Fantine apoyó la cabeza en la almohada y dijo a media voz: «Sí, vuelve a meterte en la cama, pórtate bien que vas a tener a tu niña. Tiene razón, sor Simplice. Todos los que están aquí tienen razón».

Luego, sin moverse, sin girar la cabeza, empezó a mirar para todos lados con los ojos abiertos de par en par y expresión jubilosa y no dijo nada más.

La monja cerró las cortinas con la esperanza de que se quedase dormida.

Entre las siete y a las ocho vino el médico. Al no oír ruido alguno, pensó que Fantine estaría durmiendo; entró despacio y se acercó a la cama de puntillas. Entreabrió las cortinas y, a la luz de la lamparilla, vio que lo miraban los ojos grandes y tranquilos de Fantine.

Le dijo: «Doctor, ¿verdad que la dejarán que duerma en una camita a mi lado?».

El médico creyó que estaba delirando. Ella añadió:

—Mire, hay el sitio justo.

El médico se llevó aparte a sor Simplice, quien le explicó lo que pasaba: que el señor Madeleine estaba fuera por uno o dos días y que, en la duda, a nadie le había parecido oportuno desengañar a la enferma, que creía que el señor alcalde había ido a Montfermeil; que, por lo demás, era posible que hubiera acertado. Al médico le pareció bien.

Se acercó a la cama de Fantine, que añadió:

—Es que mire, así por las mañanas, cuando se despierte, le daré los buenos días a la pobrecita mía, y por la noche, como yo no duermo, la oiré dormir. Me sentará bien esa respiración suya, floja y tan dulce.

—Deme la mano —dijo el médico.

Fantine le alargó el brazo y exclamó, riéndose:

—¡Ay! ¡Por cierto, es verdad que no está usted enterado! Ya estoy curada. Cosette llega mañana.

El médico se quedó sorprendido. Había mejorado. La opresión era menor. El pulso había recobrado fuerza.
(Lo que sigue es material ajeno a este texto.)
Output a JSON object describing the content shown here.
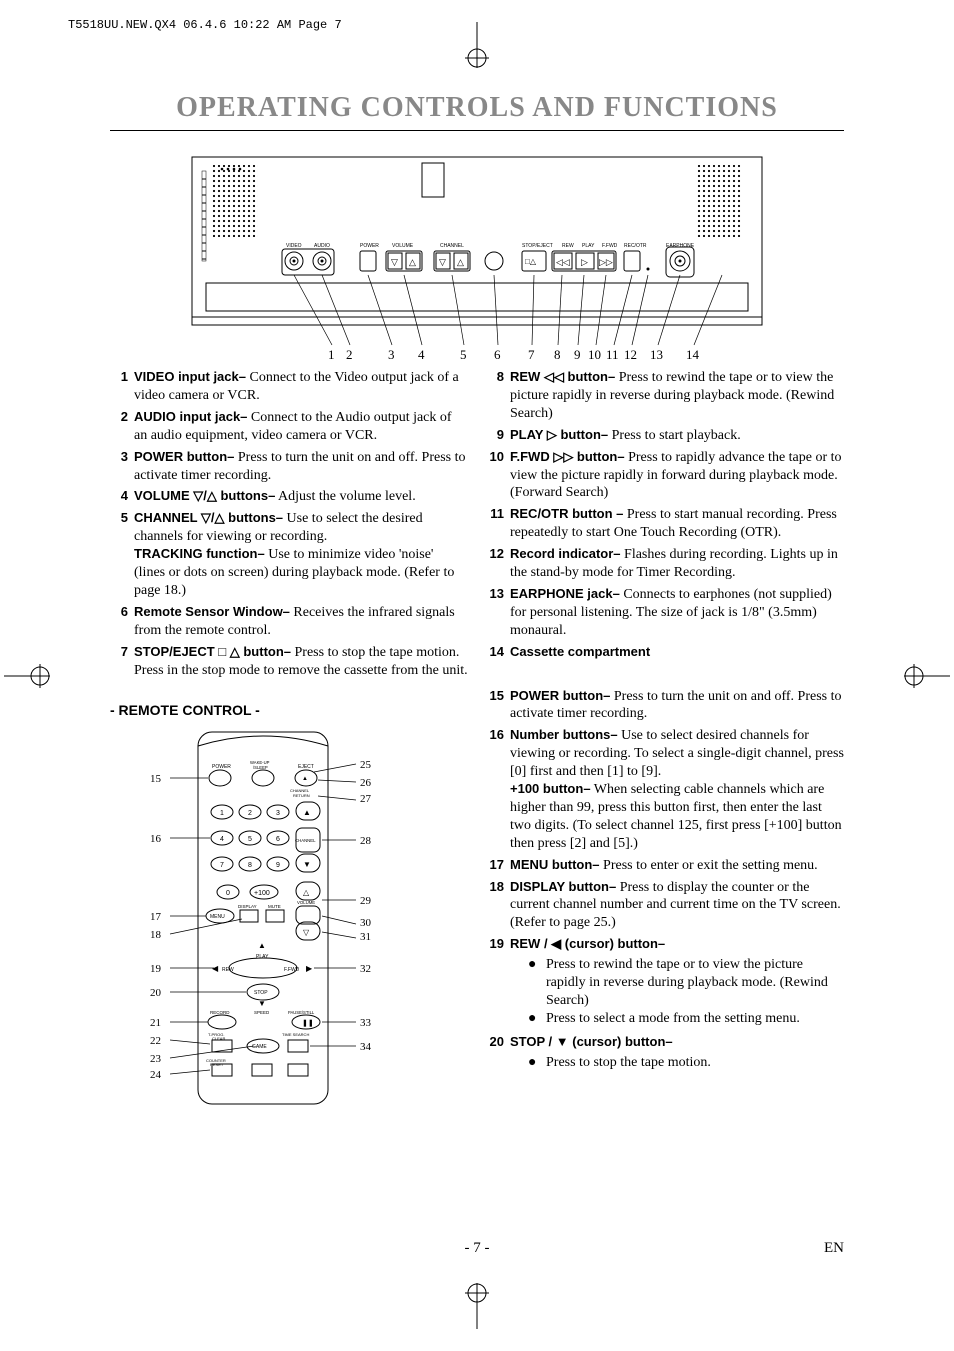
{
  "printHeader": "T5518UU.NEW.QX4  06.4.6  10:22 AM  Page 7",
  "title": "OPERATING CONTROLS AND FUNCTIONS",
  "deviceDiagram": {
    "panelLabels": [
      "VIDEO",
      "AUDIO",
      "POWER",
      "VOLUME",
      "CHANNEL",
      "STOP/EJECT",
      "REW",
      "PLAY",
      "F.FWD",
      "REC/OTR",
      "EARPHONE"
    ],
    "callouts": [
      "1",
      "2",
      "3",
      "4",
      "5",
      "6",
      "7",
      "8",
      "9",
      "10",
      "11",
      "12",
      "13",
      "14"
    ]
  },
  "leftItems": [
    {
      "n": "1",
      "label": "VIDEO input jack–",
      "text": " Connect to the Video output jack of a video camera or VCR."
    },
    {
      "n": "2",
      "label": "AUDIO input jack–",
      "text": " Connect to the Audio output jack of an audio equipment, video camera or VCR."
    },
    {
      "n": "3",
      "label": "POWER button–",
      "text": " Press to turn the unit on and off. Press to activate timer recording."
    },
    {
      "n": "4",
      "label": "VOLUME ▽/△ buttons–",
      "text": " Adjust the volume level."
    },
    {
      "n": "5",
      "label": "CHANNEL ▽/△ buttons–",
      "text": " Use to select the desired channels for viewing or recording.",
      "sub": {
        "label": "TRACKING function–",
        "text": " Use to minimize video 'noise' (lines or dots on screen) during playback mode. (Refer to page 18.)"
      }
    },
    {
      "n": "6",
      "label": "Remote Sensor Window–",
      "text": " Receives the infrared signals from the remote control."
    },
    {
      "n": "7",
      "label": "STOP/EJECT □ △ button–",
      "text": " Press to stop the tape motion. Press in the stop mode to remove the cassette from the unit."
    }
  ],
  "rightItems": [
    {
      "n": "8",
      "label": "REW ◁◁ button–",
      "text": " Press to rewind the tape or to view the picture rapidly in reverse during playback mode. (Rewind Search)"
    },
    {
      "n": "9",
      "label": "PLAY ▷ button–",
      "text": " Press to start playback."
    },
    {
      "n": "10",
      "label": "F.FWD ▷▷ button–",
      "text": " Press to rapidly advance the tape or to view the picture rapidly in forward during playback mode. (Forward Search)"
    },
    {
      "n": "11",
      "label": "REC/OTR button –",
      "text": " Press to start manual recording. Press repeatedly to start One Touch Recording (OTR)."
    },
    {
      "n": "12",
      "label": "Record indicator–",
      "text": " Flashes during recording. Lights up in the stand-by mode for Timer Recording."
    },
    {
      "n": "13",
      "label": "EARPHONE jack–",
      "text": " Connects to earphones (not supplied) for personal listening. The size of jack is 1/8\" (3.5mm) monaural."
    },
    {
      "n": "14",
      "label": "Cassette compartment",
      "text": ""
    }
  ],
  "remoteHeading": "- REMOTE CONTROL -",
  "remoteDiagram": {
    "buttons": [
      "POWER",
      "WAKE-UP/SLEEP",
      "EJECT",
      "CHANNEL RETURN",
      "1",
      "2",
      "3",
      "4",
      "5",
      "6",
      "7",
      "8",
      "9",
      "0",
      "+100",
      "CHANNEL",
      "MENU",
      "DISPLAY",
      "MUTE",
      "VOLUME",
      "PLAY",
      "REW",
      "F.FWD",
      "STOP",
      "RECORD",
      "SPEED",
      "PAUSE/STILL",
      "T-PROG. CLEAR",
      "GAME",
      "TIME SEARCH",
      "COUNTER RESET"
    ],
    "leftCallouts": [
      "15",
      "16",
      "17",
      "18",
      "19",
      "20",
      "21",
      "22",
      "23",
      "24"
    ],
    "rightCallouts": [
      "25",
      "26",
      "27",
      "28",
      "29",
      "30",
      "31",
      "32",
      "33",
      "34"
    ]
  },
  "remoteItems": [
    {
      "n": "15",
      "label": "POWER button–",
      "text": " Press to turn the unit on and off. Press to activate timer recording."
    },
    {
      "n": "16",
      "label": "Number buttons–",
      "text": " Use to select desired channels for viewing or recording. To select a single-digit channel, press [0] first and then [1] to [9].",
      "sub": {
        "label": "+100 button–",
        "text": " When selecting cable channels which are higher than 99, press this button first, then enter the last two digits. (To select channel 125, first press [+100] button then press [2] and [5].)"
      }
    },
    {
      "n": "17",
      "label": "MENU button–",
      "text": " Press to enter or exit the setting menu."
    },
    {
      "n": "18",
      "label": "DISPLAY button–",
      "text": " Press to display the counter or the current channel number and current time on the TV screen. (Refer to page 25.)"
    },
    {
      "n": "19",
      "label": "REW / ◀ (cursor) button–",
      "bullets": [
        "Press to rewind the tape or to view the picture rapidly in reverse during playback mode. (Rewind Search)",
        "Press to select a mode from the setting menu."
      ]
    },
    {
      "n": "20",
      "label": "STOP / ▼ (cursor) button–",
      "bullets": [
        "Press to stop the tape motion."
      ]
    }
  ],
  "footer": {
    "page": "- 7 -",
    "lang": "EN"
  }
}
Una especie de vida, surgida de pronto, reanimaba a aquella pobre criatura exhausta.

—Doctor —siguió diciendo Fantine—, ¿le ha dicho la hermana que el señor alcalde había ido a buscar a mi muñeca?

El médico recomendó silencio y que se evitase cualquier emoción desagradable. Recetó una infusión de quinina pura si volvía la fiebre por la noche y una poción calmante. Al irse, le dijo a la monja: «Está mejor. Si por fortuna volviera mañana el señor alcalde con la niña, ¿quién sabe? Se dan crisis tan asombrosas; se han visto grandes alegrías que acababan con algunas enfermedades; ya sé que ésta es una enfermedad orgánica y en estado muy avanzado, pero ¡todas estas cosas son tan misteriosas! A lo mejor la salvábamos».